Oleh karena itu, karena selalu merasa bahwa dia menghambat Duge, dia telah merenungkan gaya bertarung yang sesuai, sampai dia menyadari bahwa strategi yang paling jahat ditemukan dalam bentuk-bentuk cinta yang tidak normal itu.
Jika cinta yang bijaksana tidak terkendali, biarkan saja mereka jatuh cinta pada benda mati yang tak bergerak.

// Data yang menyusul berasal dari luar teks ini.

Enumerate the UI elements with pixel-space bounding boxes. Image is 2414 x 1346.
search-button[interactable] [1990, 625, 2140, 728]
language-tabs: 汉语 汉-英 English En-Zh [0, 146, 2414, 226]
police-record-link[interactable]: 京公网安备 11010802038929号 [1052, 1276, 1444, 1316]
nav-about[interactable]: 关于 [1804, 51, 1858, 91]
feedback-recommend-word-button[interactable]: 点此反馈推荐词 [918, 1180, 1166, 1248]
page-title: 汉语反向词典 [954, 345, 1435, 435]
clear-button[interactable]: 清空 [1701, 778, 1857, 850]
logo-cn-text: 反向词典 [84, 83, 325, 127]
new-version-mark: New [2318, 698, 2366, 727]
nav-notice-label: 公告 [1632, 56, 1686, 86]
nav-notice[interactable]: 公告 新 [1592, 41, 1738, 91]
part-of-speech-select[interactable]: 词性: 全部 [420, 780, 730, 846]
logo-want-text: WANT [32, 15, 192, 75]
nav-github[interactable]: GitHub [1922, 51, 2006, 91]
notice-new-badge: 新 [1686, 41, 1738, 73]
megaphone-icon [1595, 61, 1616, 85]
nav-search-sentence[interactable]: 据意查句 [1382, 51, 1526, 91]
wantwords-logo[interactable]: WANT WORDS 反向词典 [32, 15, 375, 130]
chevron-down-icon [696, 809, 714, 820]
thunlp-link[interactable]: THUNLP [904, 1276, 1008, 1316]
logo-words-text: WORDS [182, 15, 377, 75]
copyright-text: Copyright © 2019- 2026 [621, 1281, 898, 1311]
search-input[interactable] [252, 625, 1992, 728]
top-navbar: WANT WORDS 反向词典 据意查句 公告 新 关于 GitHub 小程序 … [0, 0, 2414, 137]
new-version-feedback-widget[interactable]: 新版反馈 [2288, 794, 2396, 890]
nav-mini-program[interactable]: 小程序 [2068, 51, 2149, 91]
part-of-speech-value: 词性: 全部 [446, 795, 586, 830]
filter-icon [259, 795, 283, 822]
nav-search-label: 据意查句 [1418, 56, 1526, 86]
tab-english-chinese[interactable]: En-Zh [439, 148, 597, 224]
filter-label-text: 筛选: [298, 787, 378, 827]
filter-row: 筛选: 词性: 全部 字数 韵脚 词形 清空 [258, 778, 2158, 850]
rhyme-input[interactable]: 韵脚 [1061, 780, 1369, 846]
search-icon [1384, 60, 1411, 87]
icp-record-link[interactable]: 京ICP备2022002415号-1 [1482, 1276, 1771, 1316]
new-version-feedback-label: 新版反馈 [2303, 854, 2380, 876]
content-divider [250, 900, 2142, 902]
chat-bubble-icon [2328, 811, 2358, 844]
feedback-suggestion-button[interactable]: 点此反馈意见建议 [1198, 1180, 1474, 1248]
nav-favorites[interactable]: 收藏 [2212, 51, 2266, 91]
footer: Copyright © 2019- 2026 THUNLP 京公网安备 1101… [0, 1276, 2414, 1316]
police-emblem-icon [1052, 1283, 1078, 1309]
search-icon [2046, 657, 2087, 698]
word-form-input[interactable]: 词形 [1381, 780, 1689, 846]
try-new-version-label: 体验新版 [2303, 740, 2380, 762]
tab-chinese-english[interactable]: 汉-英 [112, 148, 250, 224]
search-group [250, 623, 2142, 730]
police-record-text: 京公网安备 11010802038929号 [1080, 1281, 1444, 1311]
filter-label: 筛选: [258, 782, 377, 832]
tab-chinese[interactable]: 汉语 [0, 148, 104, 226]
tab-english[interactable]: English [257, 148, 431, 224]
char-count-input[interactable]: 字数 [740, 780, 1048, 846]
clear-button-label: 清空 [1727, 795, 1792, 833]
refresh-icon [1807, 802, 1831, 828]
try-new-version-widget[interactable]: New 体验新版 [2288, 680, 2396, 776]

Sekuat apa pun makhluk itu, mereka tidak bisa kawin lari dengan sebuah planet.
…
“Kumohon.” Duge menatap Birmingham, melesat keluar dari pesawat ruang angkasa, dan berdiri di kehampaan ruang angkasa.
Dewa Perang pun mengikuti jejaknya, berdiri berhadapan dengan Duge.
Duge telah memilih posisinya dengan baik, tepat di belakangnya terdapat salah satu satelit alami Emperor Star, yaitu Emperor Guard One.
Tatapan Dewa Perang awalnya tertuju pada Duge, tetapi setelah melihat Pengawal Kaisar Satu di belakangnya, pupil matanya menyempit sesaat, dan secercah kekaguman melintas di matanya.
Menyadari ke mana pandangan Dewa Perang tertuju, secercah rasa iba terlintas di hati Duge—kasihan anak itu, dia benar-benar jatuh cinta pada pandangan pertama dengan sebuah planet…
…
Pada level Duge dan Dewa Perang, senjata di pesawat ruang angkasa kesulitan untuk mengenai mereka, apalagi membunuh mereka.
Hanya lawan dengan tingkatan yang sama yang dapat saling melukai.
Memanfaatkan momen ketika Dewa Perang lengah, Duge menggunakan Gerakan Instan, mendekat tepat di belakangnya, menyelimuti tinjunya dengan Kekuatan Ilahi, dan menghantam ke arah jantungnya.